After recently drawing out two major initiatives for the coming months, the General Service Administration’s Federal Risk and Authorization Management Program (FedRAMP) announced structural changes on March 28, 2016. As previously discussed, the FedRAMP process has come under pressure to improve transparency and to address efficiency challenges. In response to concerns related to the burden of review duration and cost, FedRAMP wasted no time setting new priorities to revise and enhance the process. The rapid turnaround includes a request for quotations (RFQ) to standup a dashboard for the program that will shed light on status and usage. (While some of this information is already captured and available, it has not been centralized.) The other component of the overhaul targets the authorization process.
And Then There Were Two
Since October 2014, descriptions of the cloud security evaluation usually spelled out three paths: self-review, agency review, and assessment by the FedRAMP Joint Authorization Board (JAB). While this captures the different directions cloud vendors can take to pursue FedRAMP approval, it can be a bit misleading since one of the paths only took vendors part of the way to an authorization. Previously, by pursuing FedRAMP Ready status through self-review, cloud service providers (CSP) signaled to federal agencies that they’d prepared the documentation for their security assessment. This CSP supplied packages path offered an alternative to starting down the JAB path for vendors yet to be tapped by a government customer. Ultimately, in order to receive an authorization, these security packages still needed to undergo additional review. Considering how these options fit together, it’s not surprising that this option is not going to be supported in the new model. FedRAMP will continue to accept CSP supplied packages until April 29, 2016. Vendors meeting compliance prior to that deadline will have a year to complete the authorization process.
How Fast You Go
Initial appraisals of FedRAMP process estimated reviews took around nine months. More recently, that timeframe has been placed somewhere around two years. To streamline the process and bring JAB authorizations within a six month timeframe, the program office is implementing a new FedRAMP Ready status. (Note: These changes are not anticipated to impact the agency authorization path.)

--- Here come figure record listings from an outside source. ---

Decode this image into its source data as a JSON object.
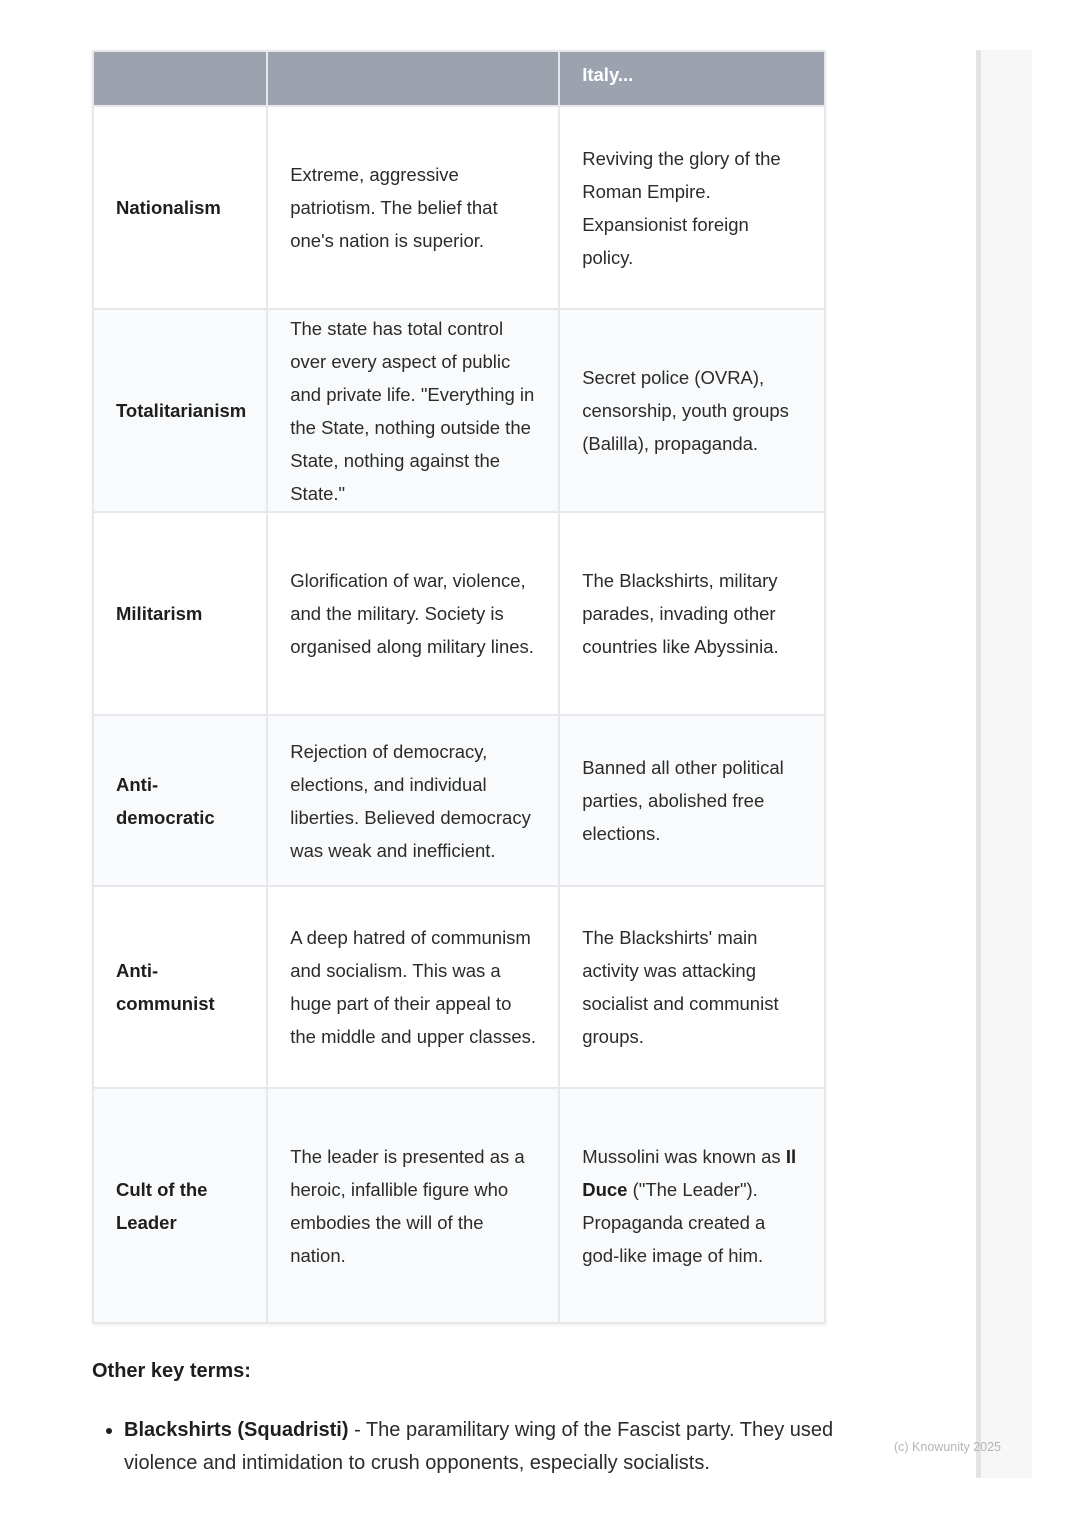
{
  "table": {
    "headers": [
      "",
      "",
      "Italy..."
    ],
    "rows": [
      {
        "term": "Nationalism",
        "definition": "Extreme, aggressive patriotism. The belief that one's nation is superior.",
        "example": "Reviving the glory of the Roman Empire. Expansionist foreign policy."
      },
      {
        "term": "Totalitarianism",
        "definition": "The state has total control over every aspect of public and private life. \"Everything in the State, nothing outside the State, nothing against the State.\"",
        "example": "Secret police (OVRA), censorship, youth groups (Balilla), propaganda."
      },
      {
        "term": "Militarism",
        "definition": "Glorification of war, violence, and the military. Society is organised along military lines.",
        "example": "The Blackshirts, military parades, invading other countries like Abyssinia."
      },
      {
        "term": "Anti-democratic",
        "definition": "Rejection of democracy, elections, and individual liberties. Believed democracy was weak and inefficient.",
        "example": "Banned all other political parties, abolished free elections."
      },
      {
        "term": "Anti-communist",
        "definition": "A deep hatred of communism and socialism. This was a huge part of their appeal to the middle and upper classes.",
        "example": "The Blackshirts' main activity was attacking socialist and communist groups."
      },
      {
        "term": "Cult of the Leader",
        "definition": "The leader is presented as a heroic, infallible figure who embodies the will of the nation.",
        "example_pre": "Mussolini was known as ",
        "example_bold": "Il Duce",
        "example_post": " (\"The Leader\"). Propaganda created a god-like image of him."
      }
    ]
  },
  "key_terms": {
    "heading": "Other key terms:",
    "items": [
      {
        "term": "Blackshirts (Squadristi)",
        "text": " - The paramilitary wing of the Fascist party. They used violence and intimidation to crush opponents, especially socialists."
      }
    ]
  },
  "footer": {
    "copyright": "(c) Knowunity 2025"
  }
}
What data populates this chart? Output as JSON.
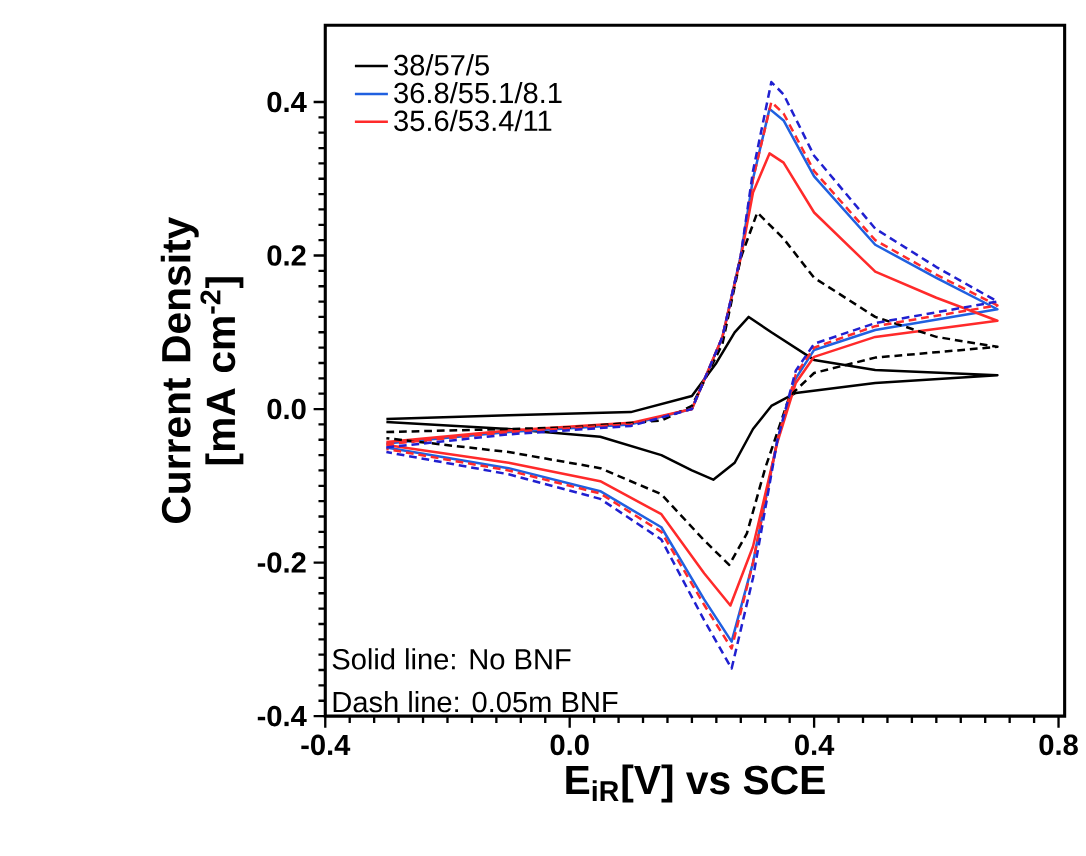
{
  "chart_data": {
    "type": "line",
    "xlabel": "E$_{iR}$[V] vs SCE",
    "ylabel": "Current Density [mA cm$^{-2}$]",
    "xlim": [
      -0.4,
      0.81
    ],
    "ylim": [
      -0.4,
      0.5
    ],
    "xticks": [
      {
        "value": -0.4,
        "label": "-0.4"
      },
      {
        "value": 0.0,
        "label": "0.0"
      },
      {
        "value": 0.4,
        "label": "0.4"
      },
      {
        "value": 0.8,
        "label": "0.8"
      }
    ],
    "yticks": [
      {
        "value": -0.4,
        "label": "-0.4"
      },
      {
        "value": -0.2,
        "label": "-0.2"
      },
      {
        "value": 0.0,
        "label": "0.0"
      },
      {
        "value": 0.2,
        "label": "0.2"
      },
      {
        "value": 0.4,
        "label": "0.4"
      }
    ],
    "legend": "top left",
    "marker": "none",
    "grid": false,
    "annotations": [
      "Solid line: No BNF",
      "Dash line: 0.05m BNF"
    ],
    "series": [
      {
        "name": "38/57/5",
        "color": "#000000",
        "line_style": "solid",
        "x": [
          -0.3,
          -0.1,
          0.1,
          0.2,
          0.24,
          0.27,
          0.293,
          0.33,
          0.4,
          0.5,
          0.7,
          0.5,
          0.37,
          0.33,
          0.3,
          0.27,
          0.235,
          0.2,
          0.15,
          0.05,
          -0.1,
          -0.3
        ],
        "values": [
          -0.013,
          -0.008,
          -0.004,
          0.017,
          0.06,
          0.1,
          0.12,
          0.1,
          0.064,
          0.051,
          0.044,
          0.034,
          0.021,
          0.004,
          -0.026,
          -0.07,
          -0.092,
          -0.08,
          -0.06,
          -0.036,
          -0.026,
          -0.017
        ]
      },
      {
        "name": "36.8/55.1/8.1",
        "color": "#2060e0",
        "line_style": "solid",
        "x": [
          -0.3,
          -0.1,
          0.1,
          0.2,
          0.25,
          0.28,
          0.3,
          0.327,
          0.35,
          0.4,
          0.5,
          0.6,
          0.7,
          0.5,
          0.4,
          0.37,
          0.34,
          0.3,
          0.265,
          0.22,
          0.15,
          0.05,
          -0.1,
          -0.3
        ],
        "values": [
          -0.045,
          -0.03,
          -0.02,
          0.0,
          0.094,
          0.2,
          0.3,
          0.391,
          0.376,
          0.303,
          0.214,
          0.171,
          0.13,
          0.103,
          0.077,
          0.04,
          -0.04,
          -0.2,
          -0.303,
          -0.248,
          -0.154,
          -0.107,
          -0.077,
          -0.05
        ]
      },
      {
        "name": "35.6/53.4/11",
        "color": "#ff2a2a",
        "line_style": "solid",
        "x": [
          -0.3,
          -0.1,
          0.1,
          0.2,
          0.25,
          0.28,
          0.3,
          0.327,
          0.35,
          0.4,
          0.5,
          0.6,
          0.7,
          0.5,
          0.4,
          0.37,
          0.34,
          0.3,
          0.263,
          0.22,
          0.15,
          0.05,
          -0.1,
          -0.3
        ],
        "values": [
          -0.043,
          -0.028,
          -0.018,
          0.0,
          0.094,
          0.197,
          0.282,
          0.333,
          0.321,
          0.256,
          0.179,
          0.145,
          0.115,
          0.094,
          0.068,
          0.034,
          -0.043,
          -0.179,
          -0.256,
          -0.214,
          -0.137,
          -0.094,
          -0.07,
          -0.047
        ]
      },
      {
        "color": "#000000",
        "line_style": "dashed",
        "x": [
          -0.3,
          0.0,
          0.15,
          0.2,
          0.25,
          0.28,
          0.307,
          0.35,
          0.4,
          0.5,
          0.6,
          0.7,
          0.5,
          0.4,
          0.36,
          0.32,
          0.29,
          0.261,
          0.22,
          0.15,
          0.05,
          -0.1,
          -0.3
        ],
        "values": [
          -0.03,
          -0.024,
          -0.015,
          0.004,
          0.085,
          0.197,
          0.256,
          0.222,
          0.171,
          0.12,
          0.094,
          0.081,
          0.067,
          0.047,
          0.017,
          -0.077,
          -0.162,
          -0.203,
          -0.171,
          -0.111,
          -0.077,
          -0.056,
          -0.038
        ]
      },
      {
        "color": "#ff2a2a",
        "line_style": "dashed",
        "x": [
          -0.3,
          -0.1,
          0.1,
          0.2,
          0.25,
          0.28,
          0.3,
          0.33,
          0.35,
          0.4,
          0.5,
          0.6,
          0.7,
          0.5,
          0.4,
          0.37,
          0.34,
          0.3,
          0.265,
          0.22,
          0.15,
          0.05,
          -0.1,
          -0.3
        ],
        "values": [
          -0.046,
          -0.03,
          -0.02,
          0.0,
          0.094,
          0.2,
          0.3,
          0.4,
          0.385,
          0.31,
          0.22,
          0.175,
          0.135,
          0.108,
          0.08,
          0.045,
          -0.04,
          -0.2,
          -0.312,
          -0.255,
          -0.16,
          -0.11,
          -0.08,
          -0.052
        ]
      },
      {
        "color": "#2020d0",
        "line_style": "dashed",
        "x": [
          -0.3,
          -0.1,
          0.1,
          0.2,
          0.25,
          0.28,
          0.3,
          0.33,
          0.35,
          0.4,
          0.5,
          0.6,
          0.7,
          0.5,
          0.4,
          0.37,
          0.34,
          0.3,
          0.265,
          0.22,
          0.15,
          0.05,
          -0.1,
          -0.3
        ],
        "values": [
          -0.05,
          -0.033,
          -0.022,
          0.0,
          0.094,
          0.2,
          0.31,
          0.426,
          0.41,
          0.33,
          0.235,
          0.185,
          0.14,
          0.112,
          0.085,
          0.05,
          -0.04,
          -0.22,
          -0.338,
          -0.275,
          -0.17,
          -0.117,
          -0.085,
          -0.056
        ]
      }
    ]
  }
}
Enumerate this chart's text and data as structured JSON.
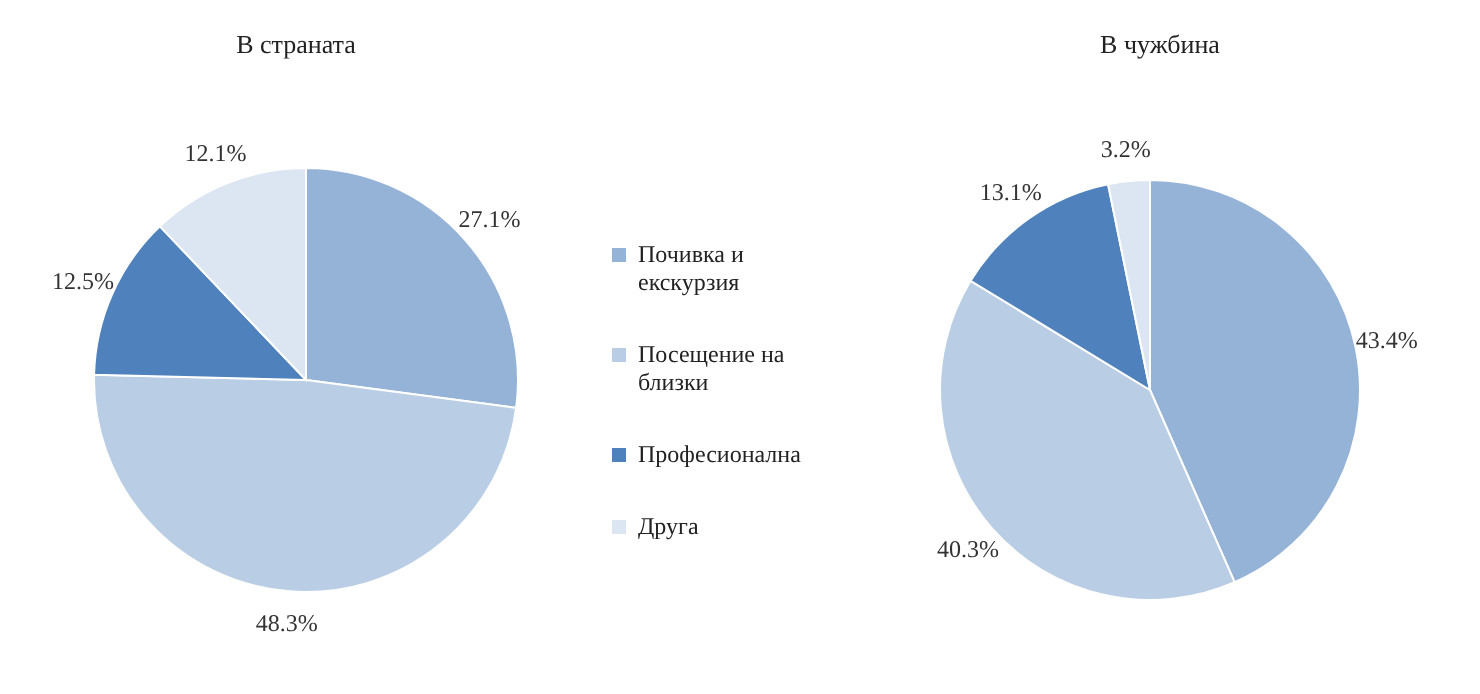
{
  "chart_data": [
    {
      "type": "pie",
      "title": "В страната",
      "categories": [
        "Почивка и екскурзия",
        "Посещение на близки",
        "Професионална",
        "Друга"
      ],
      "values": [
        27.1,
        48.3,
        12.5,
        12.1
      ],
      "value_labels": [
        "27.1%",
        "48.3%",
        "12.5%",
        "12.1%"
      ],
      "colors": [
        "#95b3d7",
        "#b9cde5",
        "#4f81bd",
        "#dce6f2"
      ],
      "legend": "right"
    },
    {
      "type": "pie",
      "title": "В чужбина",
      "categories": [
        null,
        null,
        null,
        null
      ],
      "values": [
        43.4,
        40.3,
        13.1,
        3.2
      ],
      "value_labels": [
        "43.4%",
        "40.3%",
        "13.1%",
        "3.2%"
      ],
      "colors": [
        "#95b3d7",
        "#b9cde5",
        "#4f81bd",
        "#dce6f2"
      ]
    }
  ]
}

Rather than focusing on documentation, vendors will need to have an onsite assessment of their system completed by an accredited Third Party Assessment Organization (3PAO). The review of required FedRAMP Readiness Capabilities are to be documented in a Readiness Assessment Report. FedRAMP Director Matt Goodrich expects it to take 3PAOs 30 days to complete assessment of vendors’ readiness. FedRAMP has released draft readiness capabilities and documentation, which are open for comment until April 29, 2016. The program office aims to have the new capabilities assessment procedure finalized within two to three months.